Die Grünen und die FDP in Baden-Württemberg fordern jetzt Aufklärung vom CDU-geführten Innenministerium. „Wir wollen geklärt haben, ob alles getan wurde, um der jungen Frau zu helfen und sie zu schützen“, sagte der Grünen-Innenexperte Uli Sckerl am Wochenende. FDP-Fraktionschef Hans-Ulrich Rülke will wissen, „was Innenminister Strobl unternommen hat, um der Frau zu helfen“. Das Innenministerium äußerte sich bisher zurückhaltend, versicherte aber, alle Vorkehrungen getroffen zu haben, „um für Aufklärung und Schutz zu sorgen“. Das Landeskriminalamt ist nach eigenen Angaben seit dem 13. März mit dem Fall befasst, die Bundesanwaltschaft in Karlsruhe offenbar seit Juni. Dort heißt es, man nehme die Schilderungen sehr ernst, habe die junge Frau aber nicht befragen können: „Unsere Hoheitsbefugnisse enden an der deutschen Grenze.“ Die 19-Jährige zeigt sich in Interviews verwundert, dass die Behörden sie zuletzt nicht kontaktiert hätten, äußerte zugleich auch Dankbarkeit für die Aufnahme in Schwäbisch Gmünd. Zurückkehren wolle sie aber nicht. Schilderungen wie denen Aschwaks müsse man grundsätzlich erst einmal Glauben schenken, sagen Psychologen. Medizinische Details über den Zustand der Frau seien jedoch nicht bekannt, was eine Einschätzung erschwere. Es sei infolge schwerer Traumata möglich, dass Erlebtes wieder hochkomme und die Wahrnehmung beeinflusse.

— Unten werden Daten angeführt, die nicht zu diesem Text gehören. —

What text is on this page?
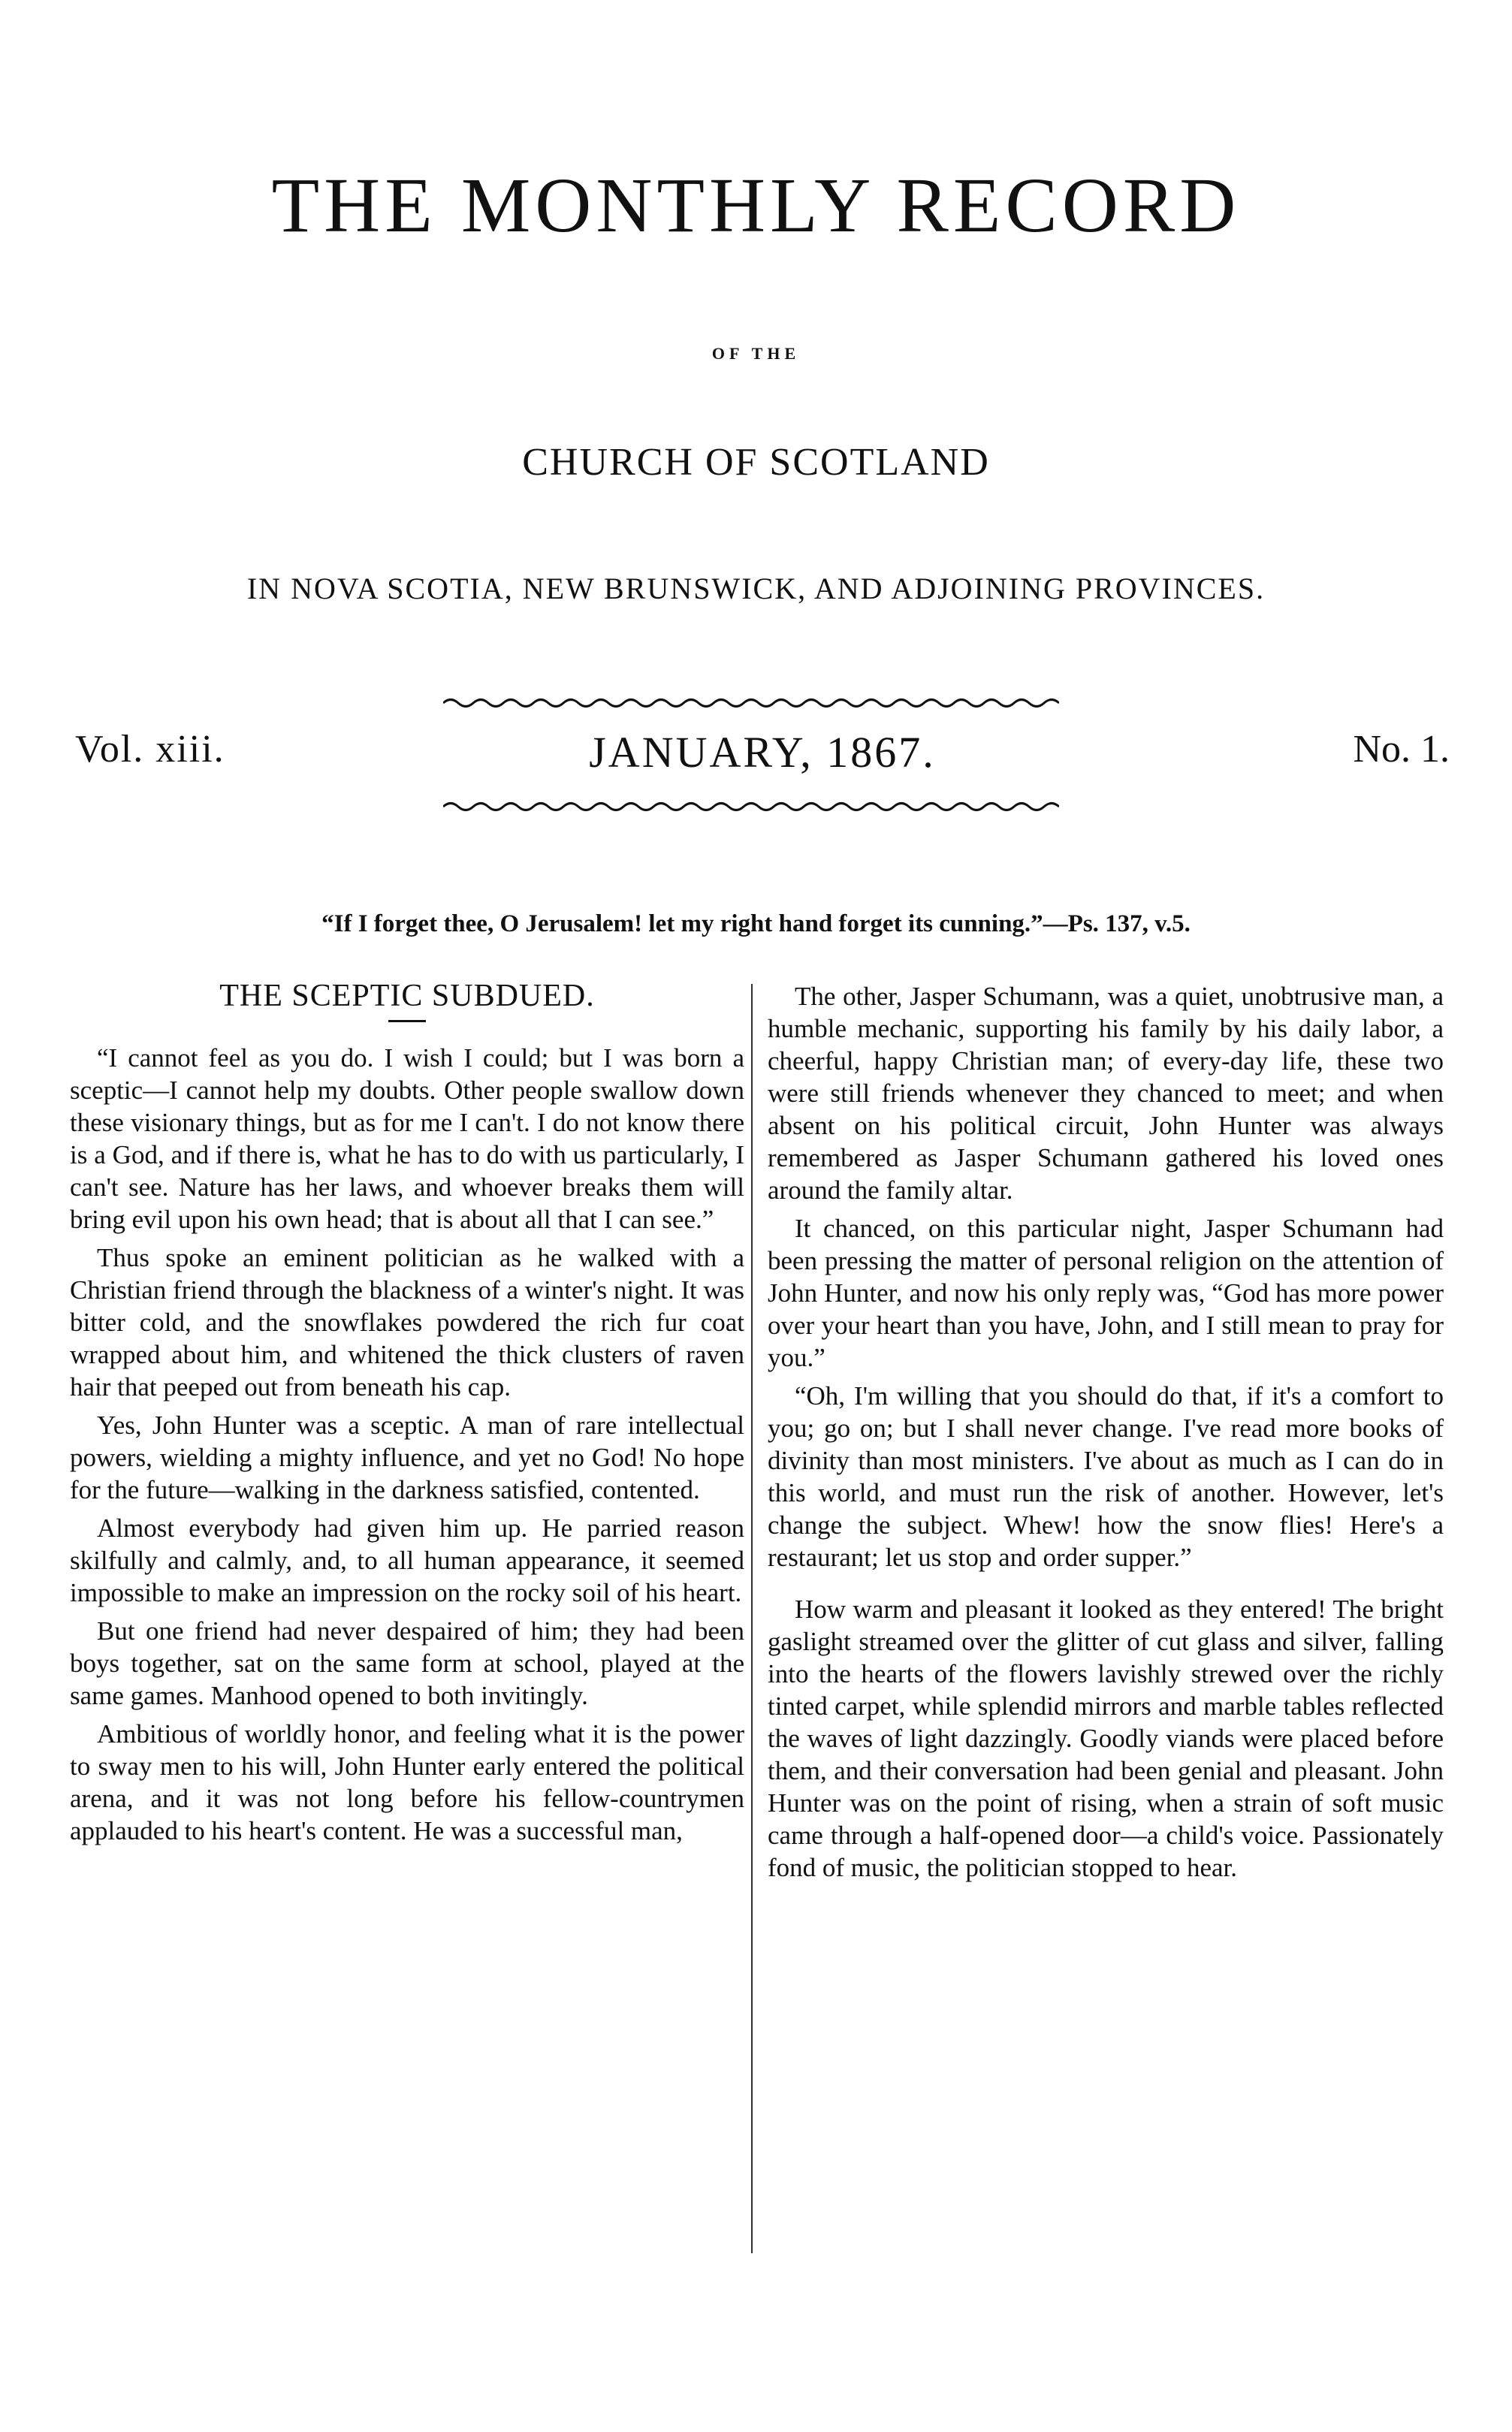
THE MONTHLY RECORD
OF THE
CHURCH OF SCOTLAND
IN NOVA SCOTIA, NEW BRUNSWICK, AND ADJOINING PROVINCES.
Vol. xiii.	JANUARY, 1867.	No. 1.
“If I forget thee, O Jerusalem! let my right hand forget its cunning.”—Ps. 137, v.5.
THE SCEPTIC SUBDUED.

“I cannot feel as you do. I wish I could; but I was born a sceptic—I cannot help my doubts. Other people swallow down these visionary things, but as for me I can't. I do not know there is a God, and if there is, what he has to do with us particularly, I can't see. Nature has her laws, and whoever breaks them will bring evil upon his own head; that is about all that I can see.”

Thus spoke an eminent politician as he walked with a Christian friend through the blackness of a winter's night. It was bitter cold, and the snowflakes powdered the rich fur coat wrapped about him, and whitened the thick clusters of raven hair that peeped out from beneath his cap.

Yes, John Hunter was a sceptic. A man of rare intellectual powers, wielding a mighty influence, and yet no God! No hope for the future—walking in the darkness satisfied, contented.

Almost everybody had given him up. He parried reason skilfully and calmly, and, to all human appearance, it seemed impossible to make an impression on the rocky soil of his heart.

But one friend had never despaired of him; they had been boys together, sat on the same form at school, played at the same games. Manhood opened to both invitingly.

Ambitious of worldly honor, and feeling what it is the power to sway men to his will, John Hunter early entered the political arena, and it was not long before his fellow-countrymen applauded to his heart's content. He was a successful man,

The other, Jasper Schumann, was a quiet, unobtrusive man, a humble mechanic, supporting his family by his daily labor, a cheerful, happy Christian man; of every-day life, these two were still friends whenever they chanced to meet; and when absent on his political circuit, John Hunter was always remembered as Jasper Schumann gathered his loved ones around the family altar.

It chanced, on this particular night, Jasper Schumann had been pressing the matter of personal religion on the attention of John Hunter, and now his only reply was, “God has more power over your heart than you have, John, and I still mean to pray for you.”

“Oh, I'm willing that you should do that, if it's a comfort to you; go on; but I shall never change. I've read more books of divinity than most ministers. I've about as much as I can do in this world, and must run the risk of another. However, let's change the subject. Whew! how the snow flies! Here's a restaurant; let us stop and order supper.”

How warm and pleasant it looked as they entered! The bright gaslight streamed over the glitter of cut glass and silver, falling into the hearts of the flowers lavishly strewed over the richly tinted carpet, while splendid mirrors and marble tables reflected the waves of light dazzingly. Goodly viands were placed before them, and their conversation had been genial and pleasant. John Hunter was on the point of rising, when a strain of soft music came through a half-opened door—a child's voice. Passionately fond of music, the politician stopped to hear.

„Alles unternommen, um die junge Frau zu schützen“

Richard Arnold, Oberbürgermeister von Schwäbisch Gmünd, zeigte sich am Sonntag im Gespräch mit unserer Zeitung überrascht von der Entwicklung, den der Fall der jungen Jesidin medial genommen hat – auch durch deren Äußerungen selbst. Fälschlicherweise sei der Eindruck entstanden, die Behörden hätten nicht angemessen reagiert. „Wir haben versucht, ihr umfassend Sicherheit zu geben“, sagte Arnold. Der CDU-Politiker betonte: Es sei bestürzend, was die ethisch-religiöse Minderheit der Jesiden im Nordirak erlitten habe. „Vor unseren Augen hat sich ein Genozid abgespielt.“ Die Schicksale der Frauen seien dramatisch. Deshalb hätte man der Betreuung der Jesidinnen von Anfang an größte Aufmerksamkeit geschenkt. Nachdem die junge Frau von der Begegnung mit ihrem früheren Peiniger im Ort berichtet habe, seien sofort Ermittlungen eingeleitet worden. „Das Thema war ganz hoch aufgehängt. Man hat alles unternommen, um die junge Frau zu schützen.“ Ihr sei auch ein Wohnungswechsel angeboten worden, den sie jedoch abgelehnt habe. Im Mai habe die Frau dann Schwäbisch Gmünd verlassen.

Arnold stellte klar: „Die Person, von der die Frau berichtet hat, war meines Wissens zu keinem Zeitpunkt in einer Flüchtlingsunterkunft in Schwäbisch Gmünd untergebracht.“ Die Ermittlungen liefen aber weiter. Aus Kreisen der Flüchtlingsbetreuung verlautete am Sonntag, es hätten sich schon mehrfach Jesidinen mit ihren Schilderungen über frühere Peiniger an die Behörden gewandt. Das hätte auch zu einer Reihe von internationalen Haftbefehlen geführt. Dass sich eine solche Person in Deutschland aufhalte, sei nicht bekannt.